况夫比年以来,州县用度日广,财赋日蹙,所以予之者岁益加少(谓如州县科拨二税与州县赡用之类),而取之者岁益加多(谓如增收头子钱、勘合钱、闰月坊场钱之类),非作法以取诸民,则何以哉!臣尝略计本路月椿之数,每岁为缗钱七十万,而格外所入者半之,虽其亦有傅致文法者,大抵法外之敛,什尝三四也。今朝廷纵未能大有蠲除,以尽扫宿弊,臣谓宜令有司择其最重者稍赈恤之。”
板帐钱亦军兴後所创。嘉定十六年正月五日,两浙运判耿秉言:“二浙近在日边,疾苦易於上闻,固宜州县之,雍容为政。今百里之寄,铨曹见缺,至无人愿就,是安可不思所以救之。盖今县邑之所苦者,不过板帐钱额太重耳!额重而收趁不及,计无所出,则非法妄取。以纳斛斗则增收耗剩,交钱帛则多收糜费。幸富人之犯法而重其罚,恣胥吏之受赃而课其入。索到盗贼,不还失主;检校财产,不及其卑幼。亡僧、绝户,不候实而拘籍入官;逃产、废田,不与销豁而逼勒填纳。
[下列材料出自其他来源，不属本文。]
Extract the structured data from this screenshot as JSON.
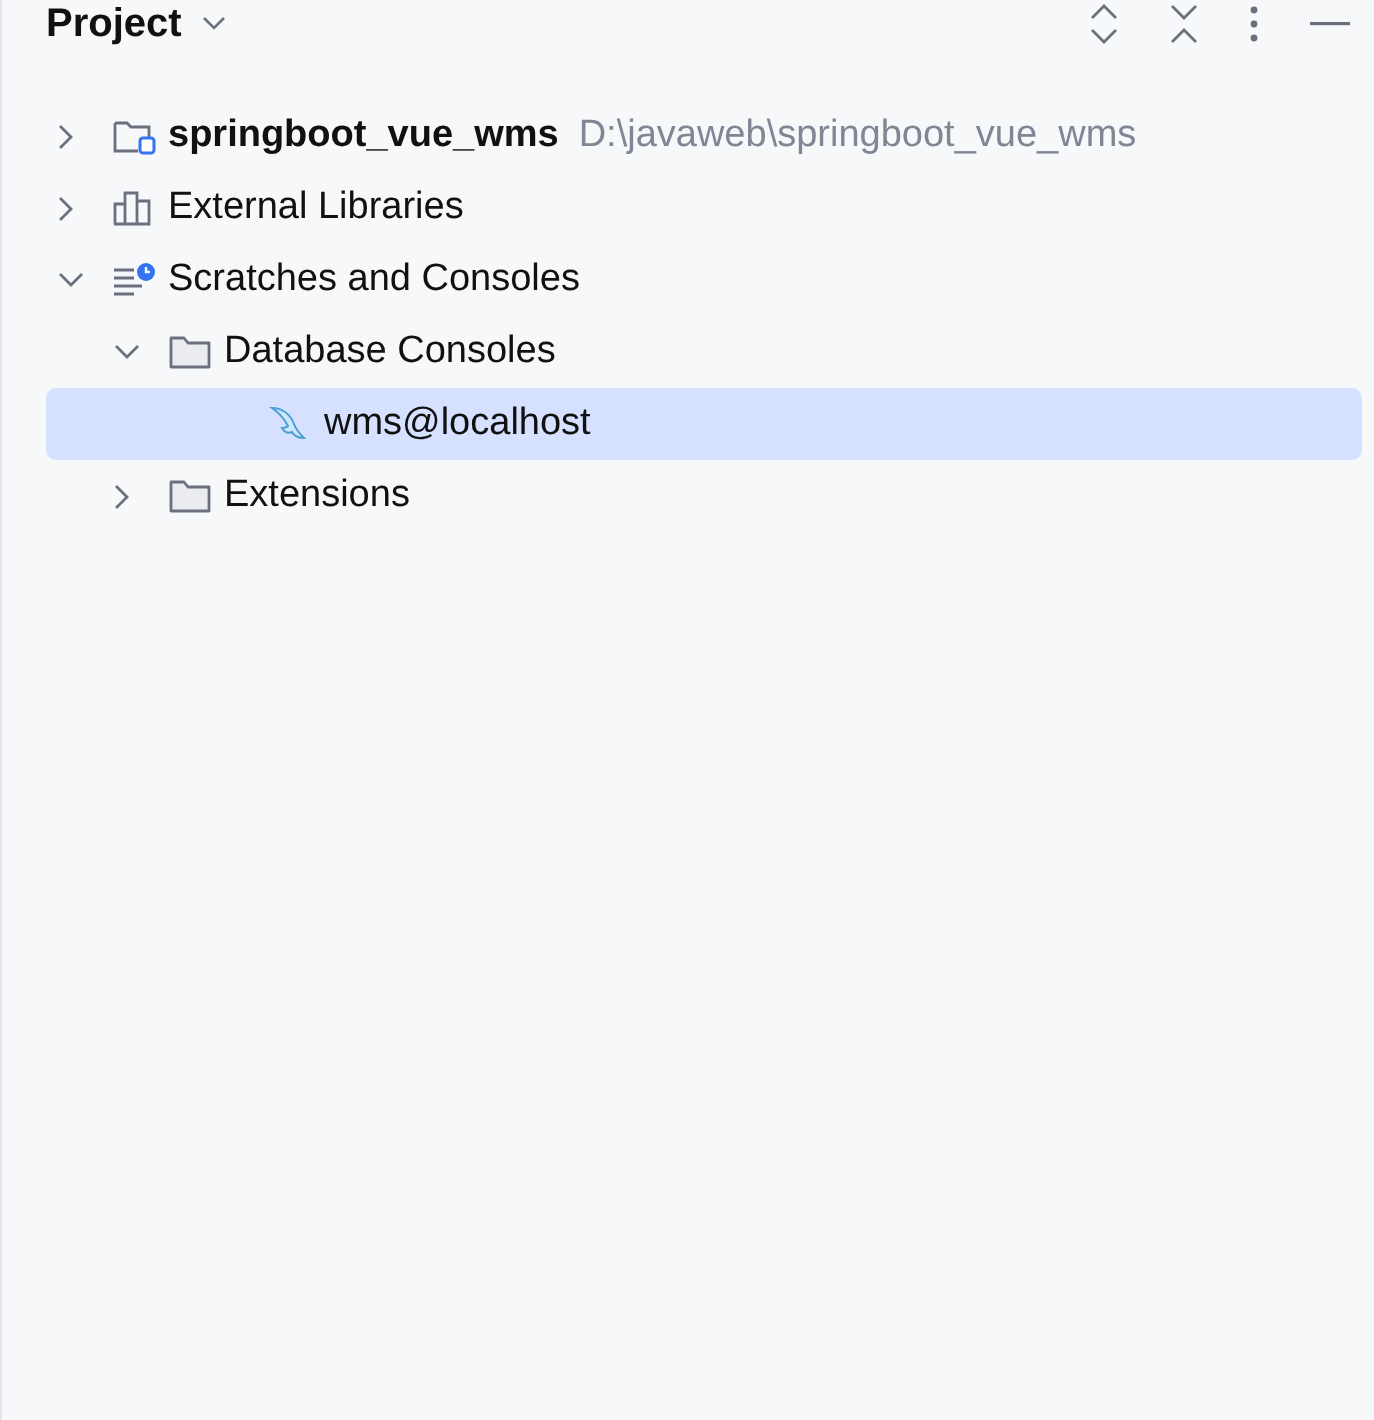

远债之难索者,豪民献於官,则追催甚於正税;私纳之为罚者,仇家讼於县,则监纳过於赃钱。赊酒不至於公吏,而抑配及保正、户长。检税不止於商旅,而苛细及於盘合,奁具。今年之税赋已足,而预借於明年;田产之交易未成,而探契以寄纳其他。如罚酒、科醋、卖纸、税酱、下拳钱之类,殆不可以遍举,亦不能遍知,无非违法。州郡利其能办财赋,佯若不闻,一且告发,则邑宰坐罪而去,後人继之未免循复前例。